Abstract

Health inequalities are globally widespread due to the regional socioeconomic inequalities. Myocardial infarction (MI) is a leading health problem causing deaths worldwide. Yet medical services for it are often inequitably distributed by region. Moreover, studies concerning MI's potential spatial risk factors generally suffer from difficulties in focusing on too few factors, inappropriate models, and coarse spatial grain of data. To address these issues, this paper integrates registered 1098 MI cases and urban multi-source spatio-temporal big data, and spatially analyses the risk factors for MI severity by applying an advanced interpretable model, the random forest algorithm (RFA)-based SHapley Additive exPlanations (SHAP) model. In addition, a community-scale model between spatio-temporal risk factors and MI cases is constructed to predict the MI severity of all communities in Wuhan, China.
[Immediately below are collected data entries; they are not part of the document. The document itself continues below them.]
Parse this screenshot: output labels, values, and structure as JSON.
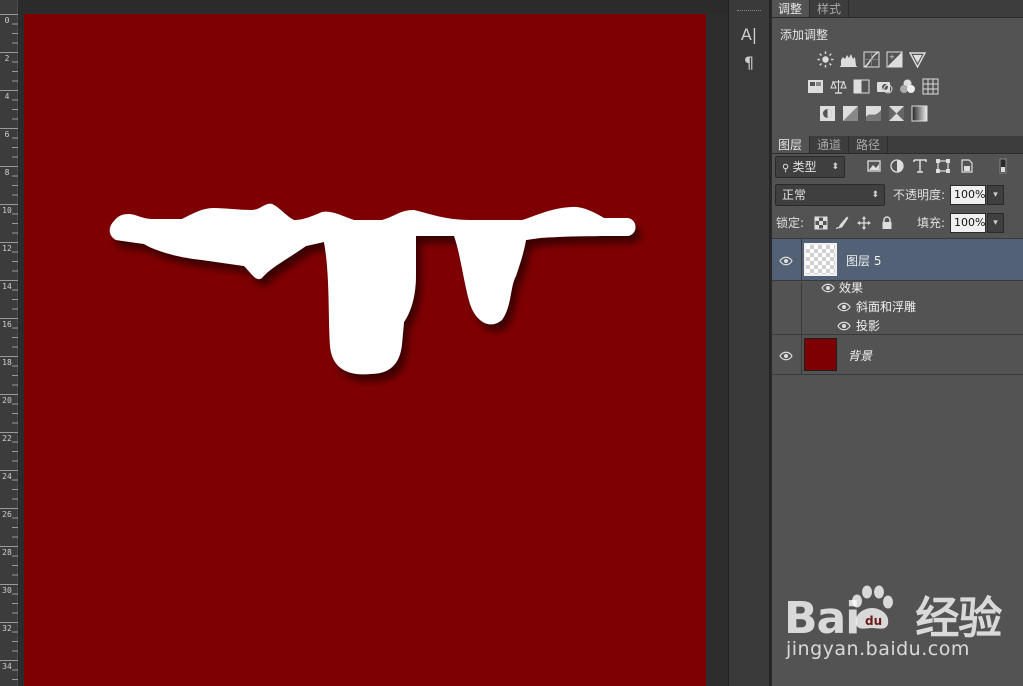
{
  "ruler": {
    "labels": [
      "0",
      "2",
      "4",
      "6",
      "8",
      "10",
      "12",
      "14",
      "16",
      "18",
      "20",
      "22",
      "24",
      "26",
      "28",
      "30",
      "32",
      "34"
    ]
  },
  "canvas": {
    "background": "#7e0002",
    "shape_color": "#ffffff"
  },
  "tool_strip": {
    "char_icon": "A|",
    "para_icon": "¶"
  },
  "adjustments_panel": {
    "tabs": [
      {
        "label": "调整",
        "active": true
      },
      {
        "label": "样式",
        "active": false
      }
    ],
    "title": "添加调整",
    "icons": [
      "brightness-icon",
      "levels-icon",
      "curves-icon",
      "exposure-icon",
      "vibrance-icon",
      "hue-saturation-icon",
      "color-balance-icon",
      "black-white-icon",
      "photo-filter-icon",
      "channel-mixer-icon",
      "color-lookup-icon",
      "invert-icon",
      "posterize-icon",
      "threshold-icon",
      "selective-color-icon",
      "gradient-map-icon"
    ]
  },
  "layers_panel": {
    "tabs": [
      {
        "label": "图层",
        "active": true
      },
      {
        "label": "通道",
        "active": false
      },
      {
        "label": "路径",
        "active": false
      }
    ],
    "filter_label": "类型",
    "blend_mode": "正常",
    "opacity_label": "不透明度:",
    "opacity_value": "100%",
    "lock_label": "锁定:",
    "fill_label": "填充:",
    "fill_value": "100%",
    "layers": [
      {
        "name": "图层 5",
        "selected": true
      },
      {
        "name": "背景",
        "selected": false
      }
    ],
    "effects_label": "效果",
    "effects": [
      "斜面和浮雕",
      "投影"
    ]
  },
  "watermark": {
    "logo": "Bai",
    "logo_suffix": "经验",
    "url": "jingyan.baidu.com"
  },
  "colors": {
    "selected_row": "#526175",
    "panel_bg": "#535353",
    "background_swatch": "#7e0002"
  }
}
The results suggest that those risk factors (i.e., age of patients, medical quality, temperature changes, air pollution and urban habitat) affect the MI severity at the community scale. We found that Wuhan residents in the downtown area are at risk for high MI severity, and the surrounding suburb areas show a donut-shape pattern of risk for medium-to-high MI severity. These patterns draw our attention to the impact of spatial environmental risk factors on MI severity. Thus, this paper provides three recommendations for urban planning to reduce the risk and mortality from severe MI in the aspect of policy implication.